Can you have both “Over time, one will prevail over the other, but right now the situation is such that there is room for both,” said Steve Sosnick of Interactive Brokers. “Think of all of the new investors who came into the market last year. The new money went into this thematic technology. That is exactly what happened in the late 1990s: a whole new group of investors came in looking into technology The old school investors are uncomfortable chasing this trend. “

Still, it seems like a safe bet for Jim Besaw, Chief Investment Officer at GenTrust, to bet on acceleration. He is one of many observers who find that the pace of change, the pace of trade, and the pace of everything have accelerated over the past year: “Anything that we previously thought would take months would now happen in a few days / hours. “

Yellen and Powell

What will Powell and Yellen say about the lessons learned from overcoming the Covid crisis?

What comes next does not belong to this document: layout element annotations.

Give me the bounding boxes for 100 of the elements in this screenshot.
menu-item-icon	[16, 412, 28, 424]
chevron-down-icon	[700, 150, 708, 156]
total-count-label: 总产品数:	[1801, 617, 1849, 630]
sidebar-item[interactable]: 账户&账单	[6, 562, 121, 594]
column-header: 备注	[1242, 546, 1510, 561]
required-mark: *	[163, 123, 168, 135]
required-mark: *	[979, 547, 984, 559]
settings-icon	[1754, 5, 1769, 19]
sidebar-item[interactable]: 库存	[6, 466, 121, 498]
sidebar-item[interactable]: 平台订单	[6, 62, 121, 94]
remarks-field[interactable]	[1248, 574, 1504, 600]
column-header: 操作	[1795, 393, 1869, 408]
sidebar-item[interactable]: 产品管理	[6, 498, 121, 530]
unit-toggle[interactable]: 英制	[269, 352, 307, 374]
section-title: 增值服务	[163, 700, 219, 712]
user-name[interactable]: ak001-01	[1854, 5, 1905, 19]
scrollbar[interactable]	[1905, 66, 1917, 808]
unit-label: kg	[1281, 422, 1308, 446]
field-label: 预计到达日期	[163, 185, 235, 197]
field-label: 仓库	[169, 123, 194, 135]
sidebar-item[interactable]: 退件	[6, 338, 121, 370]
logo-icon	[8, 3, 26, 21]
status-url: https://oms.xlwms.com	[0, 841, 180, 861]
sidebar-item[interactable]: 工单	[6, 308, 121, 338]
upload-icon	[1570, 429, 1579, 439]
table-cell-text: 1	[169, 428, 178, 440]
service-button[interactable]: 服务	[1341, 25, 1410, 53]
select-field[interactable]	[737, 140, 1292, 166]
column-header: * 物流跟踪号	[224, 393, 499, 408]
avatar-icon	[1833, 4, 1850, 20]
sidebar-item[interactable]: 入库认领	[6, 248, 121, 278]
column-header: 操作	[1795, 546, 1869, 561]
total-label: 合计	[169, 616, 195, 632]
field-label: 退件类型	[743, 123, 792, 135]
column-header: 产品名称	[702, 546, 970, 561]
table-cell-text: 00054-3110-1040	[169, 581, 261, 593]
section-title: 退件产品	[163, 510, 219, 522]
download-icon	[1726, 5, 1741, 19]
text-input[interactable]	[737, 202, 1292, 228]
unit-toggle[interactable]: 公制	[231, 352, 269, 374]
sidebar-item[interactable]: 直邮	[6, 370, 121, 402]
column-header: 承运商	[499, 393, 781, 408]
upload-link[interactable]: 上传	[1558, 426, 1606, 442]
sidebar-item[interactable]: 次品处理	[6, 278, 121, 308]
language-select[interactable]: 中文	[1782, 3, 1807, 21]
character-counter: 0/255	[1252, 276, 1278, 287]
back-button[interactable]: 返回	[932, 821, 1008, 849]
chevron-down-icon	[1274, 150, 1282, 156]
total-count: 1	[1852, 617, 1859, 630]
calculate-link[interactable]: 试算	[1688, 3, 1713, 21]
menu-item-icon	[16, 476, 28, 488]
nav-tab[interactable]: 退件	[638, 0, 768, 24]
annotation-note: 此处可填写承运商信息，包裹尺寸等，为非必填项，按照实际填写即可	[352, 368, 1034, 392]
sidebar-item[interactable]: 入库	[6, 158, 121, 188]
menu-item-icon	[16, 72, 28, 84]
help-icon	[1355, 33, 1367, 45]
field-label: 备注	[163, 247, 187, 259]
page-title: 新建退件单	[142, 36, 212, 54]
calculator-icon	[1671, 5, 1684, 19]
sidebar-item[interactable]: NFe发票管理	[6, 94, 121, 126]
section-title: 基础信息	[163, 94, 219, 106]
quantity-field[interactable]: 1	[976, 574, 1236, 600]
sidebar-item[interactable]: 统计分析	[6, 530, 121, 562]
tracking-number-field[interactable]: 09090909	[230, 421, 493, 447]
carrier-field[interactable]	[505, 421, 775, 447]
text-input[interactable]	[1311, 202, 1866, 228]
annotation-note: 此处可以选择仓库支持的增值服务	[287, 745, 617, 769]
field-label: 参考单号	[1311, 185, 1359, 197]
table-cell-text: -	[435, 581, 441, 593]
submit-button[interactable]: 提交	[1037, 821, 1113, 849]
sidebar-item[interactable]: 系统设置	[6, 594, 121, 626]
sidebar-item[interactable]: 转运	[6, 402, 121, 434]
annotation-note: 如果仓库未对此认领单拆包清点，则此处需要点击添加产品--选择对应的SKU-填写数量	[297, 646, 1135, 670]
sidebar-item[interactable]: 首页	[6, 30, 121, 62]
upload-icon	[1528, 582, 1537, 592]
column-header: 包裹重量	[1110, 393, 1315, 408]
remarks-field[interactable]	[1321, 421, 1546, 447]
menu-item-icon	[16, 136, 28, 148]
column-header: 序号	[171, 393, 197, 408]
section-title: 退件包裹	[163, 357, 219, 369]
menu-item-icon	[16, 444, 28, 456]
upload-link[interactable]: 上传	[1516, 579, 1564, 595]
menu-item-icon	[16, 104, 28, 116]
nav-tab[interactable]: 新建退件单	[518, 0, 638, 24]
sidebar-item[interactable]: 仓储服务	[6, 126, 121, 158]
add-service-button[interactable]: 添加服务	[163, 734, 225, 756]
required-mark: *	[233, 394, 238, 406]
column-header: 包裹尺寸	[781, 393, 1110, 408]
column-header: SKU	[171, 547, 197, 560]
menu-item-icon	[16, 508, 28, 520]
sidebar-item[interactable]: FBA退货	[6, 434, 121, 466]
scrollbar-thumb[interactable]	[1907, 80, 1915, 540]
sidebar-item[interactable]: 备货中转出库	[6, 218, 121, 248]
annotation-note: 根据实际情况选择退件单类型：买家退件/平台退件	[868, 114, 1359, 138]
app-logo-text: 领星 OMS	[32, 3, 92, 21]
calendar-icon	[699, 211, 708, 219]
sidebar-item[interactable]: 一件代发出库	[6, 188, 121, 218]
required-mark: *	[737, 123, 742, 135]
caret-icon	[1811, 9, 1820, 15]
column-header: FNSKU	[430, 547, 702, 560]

While Sosnick expects a broad discussion on inequality and the K-shaped recovery, he also expects a clamorous defense to grow big with stimulus: “The Republicans who I think will argue will grow big were on Right at the beginning, but we really had to go. ” big ‘now, with this latest incentive, when we’re at the end rather than the beginning? “

Cecchini, who is writing a book on the fiscal and monetary response to the pandemic, hopes Congress will reverse the Fed’s increasingly aggressive behavior during these crises.

“There are situations where a coordinated fiscal and monetary response is required,” he said.

“But if you want to make such a coordinated effort in the future, Congress needs to be more explicitly involved. The Fed should be more closely monitored when it comes to such large, comprehensive programs.”